Estate of Foster v. Comm'r of Internal Revenue, Docket Nos. 8936

Decision Date06 November 1947
Docket Number8939.,Docket Nos. 8936
PartiesESTATE OF WILLIAM H. FOSTER, ST. JOSEPH VALLEY BANK, EXECUTOR, PETITIONER, v. COMMISSIONER OF INTERNAL REVENUE, RESPONDENT.L. MAE FOSTER, PETITIONER, v. COMMISSIONER OF INTERNAL REVENUE, RESPONDENT.
CourtU.S. Tax Court

OPINION TEXT STARTS HERE

Decedent, to procure working capital for a corporation in which he owned controlling stock, transferred half his common shares to a person furnishing capital to the corporation, and surrendered 1,848 shares of preferred stock to the corporation, of which 1,048 shares were canceled and 800 were resold to the person furnishing capital. Decedent sold his remaining common stock in 1940. Held, on the facts, decedent's basis for stock sold in 1940 includes cost of common stock transferred to the other person plus the part of the cost of preferred shares surrendered which was not deductible as a loss at the time of surrender. Commissioner v. Burdick, 59 Fed.(2d) 395, and Julius C. Miller, 45 B.T.A. 292, followed. Verne G. Cawley, Esq., for the petitioners.

Jackson L. Boughner, Esq., for the respondent.

The respondent determined deficiencies in income tax for 1940 in the amounts of $21,923.34 against the estate of William H. Foster and $1,480.24 against L. Mae Foster. The estate, petitioner in Docket No. 8936, asks that we determine that there was an overpayment of $5,865.89 by the decedent for 1940. The facts are stipulated. The problem is to determine the basis of certain stock sold in 1940.

FINDINGS OF FACT.

The facts are found as stipulated. They are here summarized for the purpose of this opinion.

William H. Foster on December 6, 1922, was the owner of 4,160 shares of the common capital stock of the Foster Machine Co., an Indiana corporation. These shares had a cost basis to him of $23,650. Subsequently he acquired other shares and transferred certain shares. In December 1938 he transferred 80 shares by gift to L. Mae Foster, his wife, which shares he had acquired in 1928 at a cost of $4,000 or $50 a share. In November 1940 he sold for cash the 2,059 1/2 shares then owned by him for $205,950 and L. Mae Foster sold for $8,000 in cash the 80 shares then owned by her which she had received as a gift from her husband.

William H. Foster and L. Mae Foster filed separate income tax returns for the year 1940 with the collector of internal revenue at Indianapolis, Indiana. William H. Foster died, testate, on February 8, 1944. The St. Joseph Valley Bank is the duly qualified executor of his will.
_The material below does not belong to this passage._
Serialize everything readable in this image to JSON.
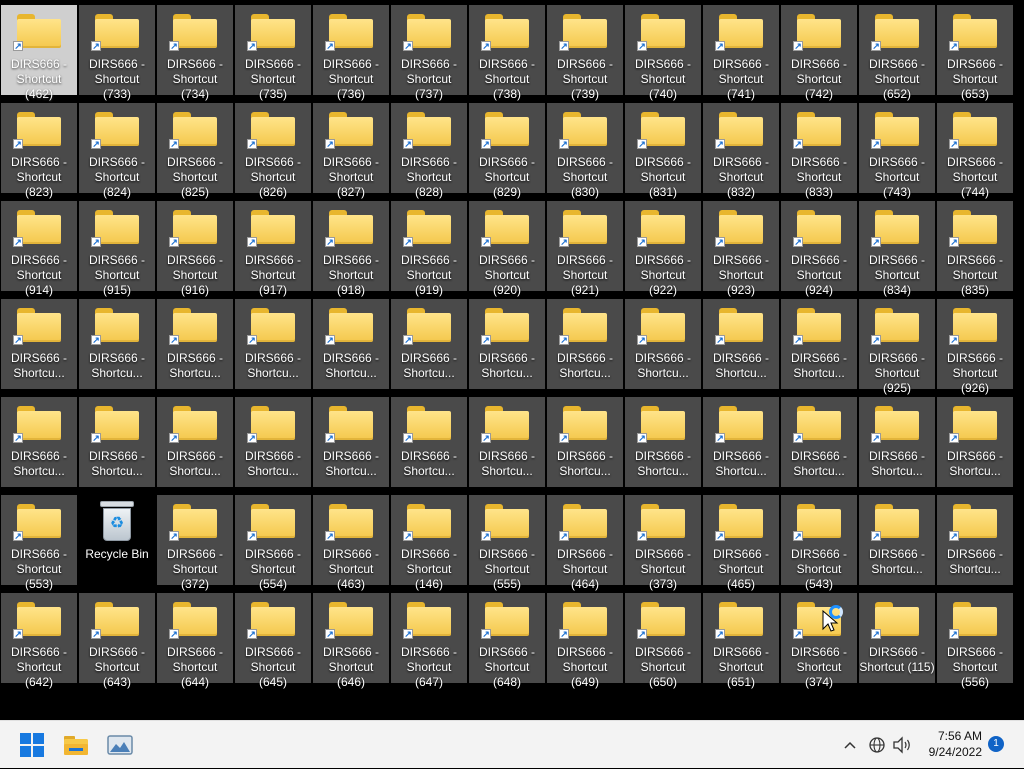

On December 6, 1922, Foster and Carl D. Greenleaf entered into a written agreement concerning the Foster Machine Co. and its common capital stock, which recited in part:

WHEREAS, for the purpose of inducing Greenleaf to become associated with the Company as a director and in an advisory capacity and of obtaining additional working capital for the Company, Foster is willing to transfer and assign to Greenleaf twenty-one hundred and eighty (2180) shares of said capital stock for the purposes and upon the terms and conditions hereinafter set forth; and

WHEREAS, Greenleaf is willing to become associated with the Company in an advisory capacity and as a director, and is willing to purchase twenty-one hundred and eighty (2180) shares of the Company's capital stock only on condition that the amount paid therefor by him in cash be payable to the Company and that the amount credited to Greenleaf as hereinafter set forth shall likewise inure to the benefit of the Company, itself, all such payments and credits to be made as hereinafter set forth.

The agreement provided that Foster would transfer 2,180 shares of common stock of the company to a trustee, that Greenleaf would pay certain sums to the company, and that the trustee should deliver to Greenleaf certificates of stock upon presentation of receipts for such sums.

While the 1922 agreement between Foster and Greenleaf was in effect, but before any transfer of the shares to Greenleaf pursuant to its provisions had occurred, Greenleaf and Foster entered into a written agreement, dated February 14, 1927, canceling and terminating the prior agreement. The 1927 agreement provided that in payment of the sum of $105,000 Greenleaf had paid to Foster Machine Co. pursuant to the 1922 agreement, Greenleaf would accept 1,050 shares of the common stock of Foster Machine Co. owned by Foster, which shares Foster should transfer to Greenleaf.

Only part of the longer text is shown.